1. Fabric validation: nccl-tests (MPIJob)

Run all_reduce_perf across nodes and read bus bandwidth against the topology expectation (GPU performance and health) via the MPI Operator (kubeflow.org/v2beta1). Pass criterion: busbw approaches line rate for the message size; NCCL_DEBUG=INFO shows [GDRDMA], not TCP (performance tuning). Full MPIJob manifest and tuning: Recipe: fabric validation with nccl-tests.

2. Distributed training: gang-scheduled torchrun (Volcano Job)

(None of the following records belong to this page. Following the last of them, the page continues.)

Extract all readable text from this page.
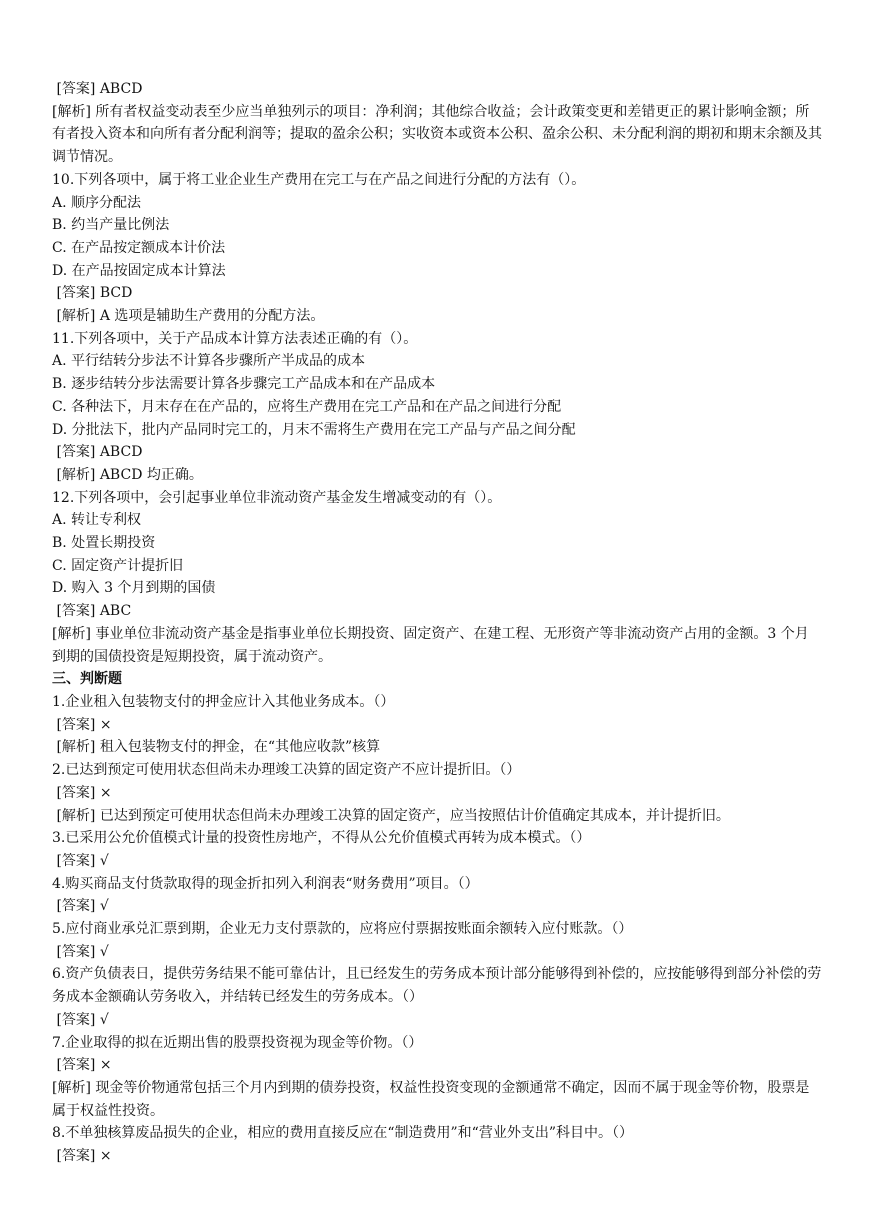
[答案] ABCD
[解析] 所有者权益变动表至少应当单独列示的项目：净利润；其他综合收益；会计政策变更和差错更正的累计影响金额；所有者投入资本和向所有者分配利润等；提取的盈余公积；实收资本或资本公积、盈余公积、未分配利润的期初和期末余额及其调节情况。
10.下列各项中，属于将工业企业生产费用在完工与在产品之间进行分配的方法有（）。
A. 顺序分配法
B. 约当产量比例法
C. 在产品按定额成本计价法
D. 在产品按固定成本计算法
[答案] BCD
[解析] A 选项是辅助生产费用的分配方法。
11.下列各项中，关于产品成本计算方法表述正确的有（）。
A. 平行结转分步法不计算各步骤所产半成品的成本
B. 逐步结转分步法需要计算各步骤完工产品成本和在产品成本
C. 各种法下，月末存在在产品的，应将生产费用在完工产品和在产品之间进行分配
D. 分批法下，批内产品同时完工的，月末不需将生产费用在完工产品与产品之间分配
[答案] ABCD
[解析] ABCD 均正确。
12.下列各项中，会引起事业单位非流动资产基金发生增减变动的有（）。
A. 转让专利权
B. 处置长期投资
C. 固定资产计提折旧
D. 购入 3 个月到期的国债
[答案] ABC
[解析] 事业单位非流动资产基金是指事业单位长期投资、固定资产、在建工程、无形资产等非流动资产占用的金额。3 个月到期的国债投资是短期投资，属于流动资产。
三、判断题
1.企业租入包装物支付的押金应计入其他业务成本。（）
[答案] ×
[解析] 租入包装物支付的押金，在“其他应收款”核算
2.已达到预定可使用状态但尚未办理竣工决算的固定资产不应计提折旧。（）
[答案] ×
[解析] 已达到预定可使用状态但尚未办理竣工决算的固定资产，应当按照估计价值确定其成本，并计提折旧。
3.已采用公允价值模式计量的投资性房地产，不得从公允价值模式再转为成本模式。（）
[答案] √
4.购买商品支付货款取得的现金折扣列入利润表“财务费用”项目。（）
[答案] √
5.应付商业承兑汇票到期，企业无力支付票款的，应将应付票据按账面余额转入应付账款。（）
[答案] √
6.资产负债表日，提供劳务结果不能可靠估计，且已经发生的劳务成本预计部分能够得到补偿的，应按能够得到部分补偿的劳务成本金额确认劳务收入，并结转已经发生的劳务成本。（）
[答案] √
7.企业取得的拟在近期出售的股票投资视为现金等价物。（）
[答案] ×
[解析] 现金等价物通常包括三个月内到期的债券投资，权益性投资变现的金额通常不确定，因而不属于现金等价物，股票是属于权益性投资。
8.不单独核算废品损失的企业，相应的费用直接反应在“制造费用”和“营业外支出”科目中。（）
[答案] ×
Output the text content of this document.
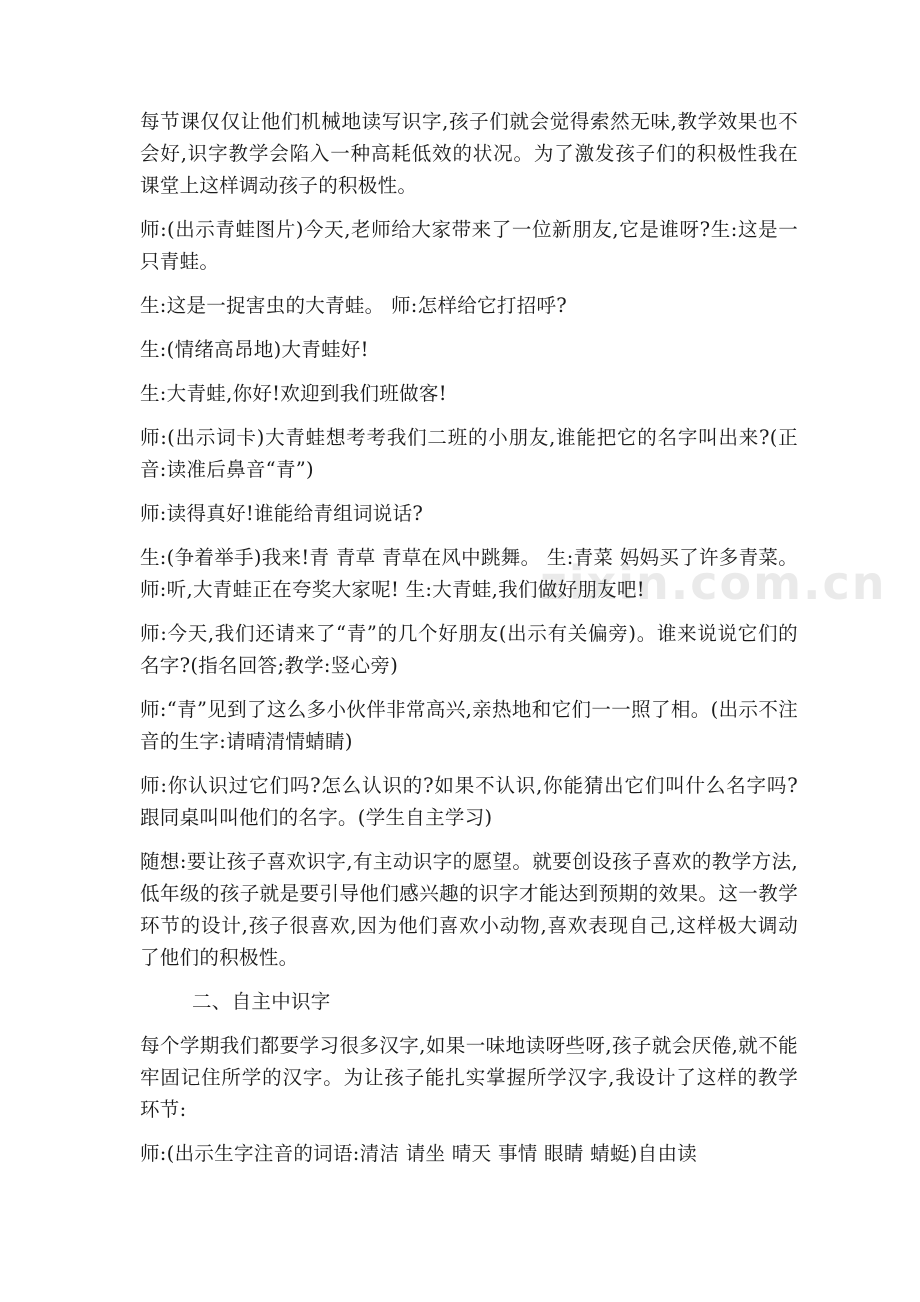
zixin.com.cn

每节课仅仅让他们机械地读写识字,孩子们就会觉得索然无味,教学效果也不会好,识字教学会陷入一种高耗低效的状况。为了激发孩子们的积极性我在课堂上这样调动孩子的积极性。

师:(出示青蛙图片)今天,老师给大家带来了一位新朋友,它是谁呀?生:这是一只青蛙。

生:这是一捉害虫的大青蛙。 师:怎样给它打招呼?

生:(情绪高昂地)大青蛙好!

生:大青蛙,你好!欢迎到我们班做客!

师:(出示词卡)大青蛙想考考我们二班的小朋友,谁能把它的名字叫出来?(正音:读准后鼻音“青”)

师:读得真好!谁能给青组词说话?

生:(争着举手)我来!青 青草 青草在风中跳舞。 生:青菜 妈妈买了许多青菜。 师:听,大青蛙正在夸奖大家呢! 生:大青蛙,我们做好朋友吧!

师:今天,我们还请来了“青”的几个好朋友(出示有关偏旁)。谁来说说它们的名字?(指名回答;教学:竖心旁)

师:“青”见到了这么多小伙伴非常高兴,亲热地和它们一一照了相。(出示不注音的生字:请晴清情蜻睛)

师:你认识过它们吗?怎么认识的?如果不认识,你能猜出它们叫什么名字吗?跟同桌叫叫他们的名字。(学生自主学习)

随想:要让孩子喜欢识字,有主动识字的愿望。就要创设孩子喜欢的教学方法,低年级的孩子就是要引导他们感兴趣的识字才能达到预期的效果。这一教学环节的设计,孩子很喜欢,因为他们喜欢小动物,喜欢表现自己,这样极大调动了他们的积极性。

二、自主中识字

每个学期我们都要学习很多汉字,如果一味地读呀些呀,孩子就会厌倦,就不能牢固记住所学的汉字。为让孩子能扎实掌握所学汉字,我设计了这样的教学环节:

师:(出示生字注音的词语:清洁 请坐 晴天 事情 眼睛 蜻蜓)自由读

Gang scheduling so all workers start together (Kubernetes for GPUs); a shared RWX PVC for sharded checkpoints (storage and data). Watch MFU and step time in Grafana (telemetry and monitoring); if MFU < 35%, profile (performance tuning). Full Volcano Job manifest: Recipe: gang-scheduled training.

3. Inference: vLLM (Deployment + Service + HPA)

OpenAI-compatible endpoint, tensor-parallel across GPUs, fronted by an HPA on vllm:num_requests_waiting. Smoke-test with curl .../v1/completions and track TTFT/TPOT against the SLO (inference serving). For multi-node/disaggregated serving, front this with Dynamo; for managed serving, wrap as a KServe InferenceService. Full Deployment + HPA manifest and smoke test: Recipe: vLLM inference deployment.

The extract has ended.